We have a record which goes through multiple stages of progression, such as:

submission -> preliminary evaluation -> final review -> active

The order of progression for these main status types is guaranteed. However, there are factors which complicate things considerably:

  • Some of these states MAY require a number of additional conditions to be met before the record moves to the next state. Some of these conditions or "sub-states" may be optional and some may be required, or it may be required to meet an "Any 2 out of 3 possible conditions" criteria. These sub-states or sub-conditions can be met in any order.

  • The process can be modified dynamically and is different for different groups. That is, multiple groups exist in the system, and users from each group can specify which states and sub-conditions are involved in the process (some states and sub-conditions may be skipped for some groups). We need to store the process in the database somehow to facilitate that.

Now, I know this is a rather complex set of criteria, so I don't expect a lot of feedback.. but I'm wondering if there's some published design pattern, technique, or approach y'all are aware of to help implement this in an elegant way. My co-workers and I have spent hours trying to come up with the best solution, but I still feel like our current solution is just way too ugly.

Feel free to add comments if you would like more clarification -- it's a pretty difficult problem to describe, so it wouldn't surprise me if I'm not being clear enough.
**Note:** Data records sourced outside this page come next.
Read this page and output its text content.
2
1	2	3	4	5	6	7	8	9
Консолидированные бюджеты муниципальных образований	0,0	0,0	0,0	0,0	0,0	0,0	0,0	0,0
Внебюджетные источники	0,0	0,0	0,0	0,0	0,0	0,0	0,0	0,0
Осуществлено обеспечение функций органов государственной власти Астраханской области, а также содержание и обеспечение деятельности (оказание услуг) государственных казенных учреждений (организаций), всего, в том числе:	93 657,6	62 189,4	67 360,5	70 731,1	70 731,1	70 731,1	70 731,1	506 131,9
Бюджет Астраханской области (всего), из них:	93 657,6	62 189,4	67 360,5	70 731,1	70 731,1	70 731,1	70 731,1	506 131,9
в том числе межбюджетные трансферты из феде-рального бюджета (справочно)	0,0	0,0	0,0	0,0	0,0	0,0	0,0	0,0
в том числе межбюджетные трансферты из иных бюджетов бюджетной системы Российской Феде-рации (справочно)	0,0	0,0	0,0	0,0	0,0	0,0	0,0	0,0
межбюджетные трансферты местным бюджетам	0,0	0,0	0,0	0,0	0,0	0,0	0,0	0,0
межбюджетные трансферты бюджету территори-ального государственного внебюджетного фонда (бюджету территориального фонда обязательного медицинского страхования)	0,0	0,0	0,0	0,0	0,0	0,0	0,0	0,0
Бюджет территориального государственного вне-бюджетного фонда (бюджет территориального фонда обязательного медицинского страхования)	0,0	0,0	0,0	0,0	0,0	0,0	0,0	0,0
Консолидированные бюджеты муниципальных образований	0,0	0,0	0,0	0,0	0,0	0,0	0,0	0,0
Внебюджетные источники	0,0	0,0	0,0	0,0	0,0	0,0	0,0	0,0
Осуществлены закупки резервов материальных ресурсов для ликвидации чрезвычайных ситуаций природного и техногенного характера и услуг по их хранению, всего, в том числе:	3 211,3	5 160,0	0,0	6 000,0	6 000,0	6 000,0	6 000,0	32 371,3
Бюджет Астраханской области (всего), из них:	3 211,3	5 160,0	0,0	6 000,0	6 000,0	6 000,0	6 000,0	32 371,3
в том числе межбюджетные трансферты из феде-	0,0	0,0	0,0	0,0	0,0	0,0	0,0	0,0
Thanks!

+1  A: 

You might consider

Modelling Office Processes with Functional Parsers
Technical report UU-CS-1994-50
Gert Florijn
Utrecht University
[http://www.serc.nl/people/florijn/papers/UU-CS-1994-50.html][1]

Here's a snippet:

3.2. A first example: expense reimbursement

Consider a procedure for reimbursement of travel expenses. It is initiated by a user who has to specify the details of the trip, and in particular of the money that was spent. This specification is then sent to the user's manager, who must approve the reimbursement but who may also refuse it. If approval is obtained, the administration will transfer the money to the employee. Simplifying somewhat we can model the top-level of this procedure as follows:

expenseclaim  = arec "expenseclaim" 
            (serie [expenseform, inspect, oneof [reimbursed, refused]])
reimbursed    = arec "reimbursed"  (serie [approved, reimbursement])

Filling out the expense form means providing several pieces of information, broken down further into personal information and information on the claim itself, such as the project for which the expenses were made, the amount of travel expenses involved, the conference attendance fee and other costs:

expenseform = arec "expenseform" (serie [personal, claim])
personal    = arec "personal" (serie [requester,department,bankaccount])
claim       = arec "claim" (serie [project,travel,conference,other])

The other parsers in are modelled as elementary action parsers, i.e.

inspect     = actl "inspect"        approved    = actl "approved"
refused     = actl "refused"        requester   = actl "requester"
department  = actl "department"     bankaccount = actl "bankaccount"
project     = actl "project"        travel      = actl "travel"
conference  = actl "conference"     other       = actl "other"
reimbursement = actl "reimbursement"
ja
+1 for a proposing a great solution and taking the time to research and answer the question while everyone else passed me by. We implemented one of our uglier solutions, but I'm anxious to research the concepts you've referenced. Thanks ja.